Personalidades
Literatura
A sua atividade
criadora inclui não só o teatro, como o romance, a novela, a poesia, o ensaio, a
direção teatral e uma atuação muito destacada entre o grande público como um
engajado comentarista político. Suas obras oferecem um retrato lúcido e amargo
da Nigéria contemporânea.
Para ele, “o
compromisso social é próprio de todo o cidadão, seja ele um operário, um
fazendeiro ou um banqueiro (...). Antes de tudo eu me comprometo com os valores
da liberdade, da verdade e da justiça”. Em mais de 40 anos de carreira, a defesa
desses valores custou a Soyinka a prisão durante a guerra civil de Biafra, que
dividiu o seu país entre 1967 e 1970, e o exílio, durante seis anos, em Gana e
na Europa, durante os recentes anos mais duros do regime militar nigeriano.
Wole Soyinka nasceu
a 13 de julho de 1934, em Abeokuta, tradicional cidade ioruba no oeste da
Nigéria. Os haussas, ao norte, os ibos no sudeste e os iorubas formam as três
maiores etnias da Nigéria. Embora seus pais tenham se convertido ao cristianismo,
Wole manteve-se fiel à visão de mundo ioruba e à sua religião, “onde se sente
mais em casa”. É filho de Ogum, orixá muito proeminente em seus escritos.
No entanto,
completou o ensino fundamental e médio em instituições coloniais. A sua vida
universitária começou em 1954, na Universidade de Ibadan, e continuou na
Inglaterra, na Universidade de Leeds, onde se licenciou em Literatura, em 1957.
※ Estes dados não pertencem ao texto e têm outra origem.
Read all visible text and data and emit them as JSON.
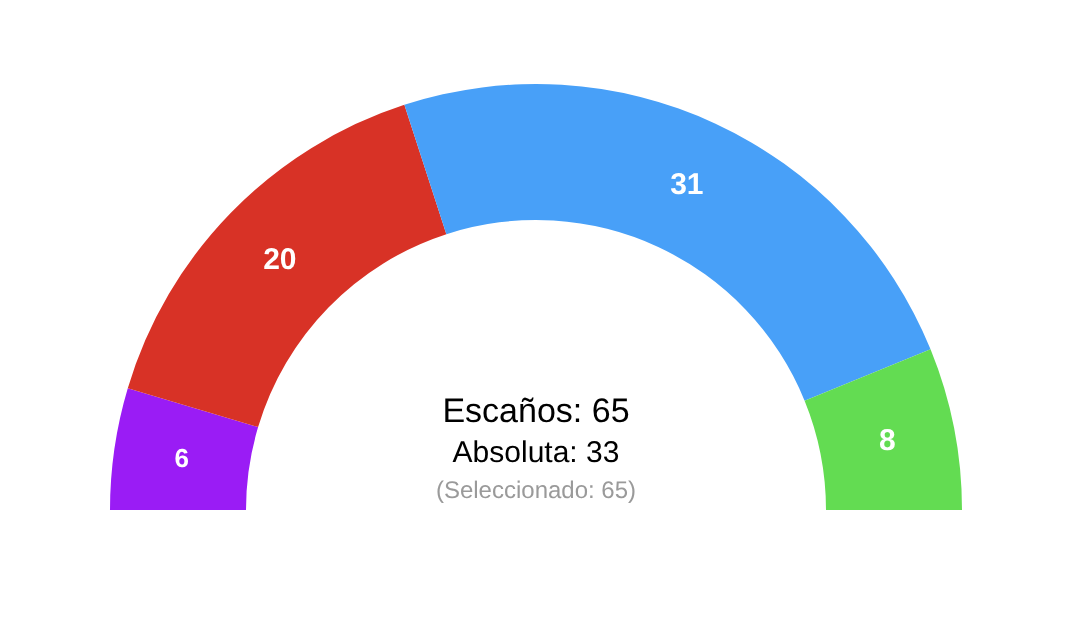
{
  "chart_data": {
    "type": "donut",
    "categories": [
      null,
      null,
      null,
      null
    ],
    "values": [
      6,
      20,
      31,
      8
    ],
    "colors": [
      "#9a1cf5",
      "#d83226",
      "#48a0f8",
      "#63dc52"
    ],
    "data_labels": true,
    "annotations": [
      "Escaños: 65",
      "Absoluta: 33",
      "(Seleccionado: 65)"
    ]
  }
}
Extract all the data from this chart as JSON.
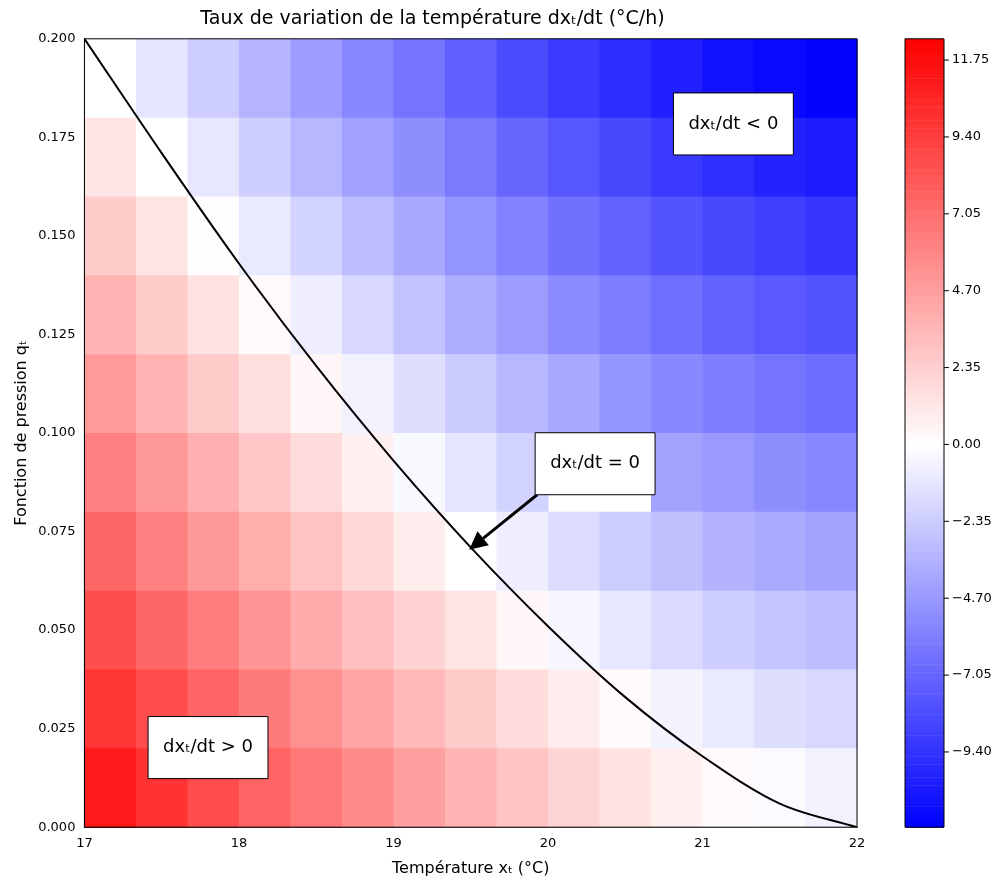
{
  "chart_data": {
    "type": "heatmap",
    "title": "Taux de variation de la température dxₜ/dt (°C/h)",
    "xlabel": "Température xₜ (°C)",
    "ylabel": "Fonction de pression qₜ",
    "x": [
      17.167,
      17.5,
      17.833,
      18.167,
      18.5,
      18.833,
      19.167,
      19.5,
      19.833,
      20.167,
      20.5,
      20.833,
      21.167,
      21.5,
      21.833
    ],
    "y": [
      0.19,
      0.17,
      0.15,
      0.13,
      0.11,
      0.09,
      0.07,
      0.05,
      0.03,
      0.01
    ],
    "xlim": [
      17,
      22
    ],
    "xticks": [
      17,
      18,
      19,
      20,
      21,
      22
    ],
    "ylim": [
      0,
      0.2
    ],
    "yticks": [
      {
        "value": 0,
        "label": "0.000"
      },
      {
        "value": 0.025,
        "label": "0.025"
      },
      {
        "value": 0.05,
        "label": "0.050"
      },
      {
        "value": 0.075,
        "label": "0.075"
      },
      {
        "value": 0.1,
        "label": "0.100"
      },
      {
        "value": 0.125,
        "label": "0.125"
      },
      {
        "value": 0.15,
        "label": "0.150"
      },
      {
        "value": 0.175,
        "label": "0.175"
      },
      {
        "value": 0.2,
        "label": "0.200"
      }
    ],
    "cells": [
      [
        0.0,
        -1.2,
        -2.3,
        -3.4,
        -4.5,
        -5.5,
        -6.4,
        -7.3,
        -8.2,
        -9.0,
        -9.7,
        -10.3,
        -10.9,
        -11.3,
        -11.6
      ],
      [
        1.2,
        0.0,
        -1.1,
        -2.2,
        -3.3,
        -4.3,
        -5.2,
        -6.1,
        -7.0,
        -7.7,
        -8.4,
        -9.1,
        -9.6,
        -10.1,
        -10.4
      ],
      [
        2.5,
        1.3,
        0.1,
        -1.0,
        -2.0,
        -3.0,
        -4.0,
        -4.9,
        -5.7,
        -6.5,
        -7.2,
        -7.9,
        -8.4,
        -8.8,
        -9.2
      ],
      [
        3.7,
        2.5,
        1.4,
        0.3,
        -0.8,
        -1.8,
        -2.8,
        -3.7,
        -4.5,
        -5.3,
        -6.0,
        -6.6,
        -7.2,
        -7.6,
        -7.9
      ],
      [
        4.9,
        3.7,
        2.6,
        1.5,
        0.4,
        -0.6,
        -1.5,
        -2.4,
        -3.3,
        -4.0,
        -4.8,
        -5.4,
        -5.9,
        -6.4,
        -6.7
      ],
      [
        6.2,
        5.0,
        3.8,
        2.7,
        1.7,
        0.7,
        -0.3,
        -1.2,
        -2.0,
        null,
        null,
        -4.2,
        -4.7,
        -5.2,
        -5.5
      ],
      [
        7.4,
        6.2,
        5.0,
        4.0,
        2.9,
        1.9,
        0.9,
        0.0,
        -0.8,
        -1.6,
        -2.3,
        -2.9,
        -3.5,
        -3.9,
        -4.2
      ],
      [
        8.6,
        7.4,
        6.3,
        5.2,
        4.1,
        3.1,
        2.2,
        1.3,
        0.4,
        -0.4,
        -1.1,
        -1.7,
        -2.2,
        -2.7,
        -3.0
      ],
      [
        9.8,
        8.7,
        7.5,
        6.4,
        5.4,
        4.4,
        3.4,
        2.5,
        1.7,
        0.9,
        0.2,
        -0.5,
        -1.0,
        -1.5,
        -1.8
      ],
      [
        11.1,
        9.9,
        8.7,
        7.6,
        6.6,
        5.6,
        4.6,
        3.7,
        2.9,
        2.1,
        1.4,
        0.8,
        0.2,
        -0.2,
        -0.6
      ]
    ],
    "clim": [
      -11.7,
      12.4
    ],
    "cticks": [
      {
        "value": 11.75,
        "label": "11.75"
      },
      {
        "value": 9.4,
        "label": "9.40"
      },
      {
        "value": 7.05,
        "label": "7.05"
      },
      {
        "value": 4.7,
        "label": "4.70"
      },
      {
        "value": 2.35,
        "label": "2.35"
      },
      {
        "value": 0,
        "label": "0.00"
      },
      {
        "value": -2.35,
        "label": "−2.35"
      },
      {
        "value": -4.7,
        "label": "−4.70"
      },
      {
        "value": -7.05,
        "label": "−7.05"
      },
      {
        "value": -9.4,
        "label": "−9.40"
      }
    ],
    "series": [
      {
        "type": "line",
        "color": "#000000",
        "x": [
          17,
          17.5,
          18,
          18.5,
          19,
          19.5,
          20,
          20.5,
          21,
          21.5,
          22
        ],
        "values": [
          0.2,
          0.171,
          0.143,
          0.117,
          0.093,
          0.071,
          0.051,
          0.033,
          0.018,
          0.006,
          0
        ]
      }
    ],
    "annotations": [
      "dxₜ/dt = 0",
      "dxₜ/dt < 0",
      "dxₜ/dt > 0"
    ],
    "grid": false,
    "legend": false
  }
}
Passou os três anos seguintes lecionando no Royal Court Theatre de Londres,
regressando à Nigéria em 1960, ano da independência do país, com uma bolsa da
Fundação Rockefeller para pesquisar a cultura e a literatura oral e escrita
nigerianas.
Grande parte das
suas obras reflete essa vivência das tradições e o entrelaçamento delas com a
árdua luta pela sobrevivência na vida “moderna” das classes pobres dos subúrbios
de Lagos, ex-capital do país (a atual é Abuja), cuja área metropolitana abriga
mais de dez milhões de habitantes. Esta realidade está muito viva na sua peça de
1996, The Bestification of Area Boy.
Numa peça de 1975,
Death and the King’s Horses, Soyinka advertia os intelectuais e dirigentes do
continente que não deviam mitificar o passado ao forjar o destino do seu país.
Já nos anos 60, Soyinka criticava o conceito de negritude, defendido por Senghor
e os intelectuais francófonos. Ele preferia a expressão african personality
(personalidade africana), não tão presa a uma marca racial e a uma África
idealizada. Nessa querela, Soyinka criou a expressão irônica de tigritude,
alegando que o tigre não proclama sua tigritude, ele ataca. Senghor conciliou:
“... mas o tigre não fala”.
A opção de Wole
Soyinka pela língua inglesa nas suas obras literária não se reduz à procura pelo
acesso de um público internacional. É que só através do inglês, língua oficial
do seu país, ele pode ser lido pelos nigerianos como um todo, já que são várias
as línguas faladas e escritas regionalmente.
Três das suas recentes peças, contêm críticas duras
aos presidentes nigerianos: The Man Died, ao general Gowon; Priority Projects,
ao corrupto civil Shagary e The Open Sore of Continent, ao ditador-general
Abacha. É o exercício constante da cidadania, concomitante com o ofício do
escritor Wole Soyinka, prêmio Nobel de Literatura.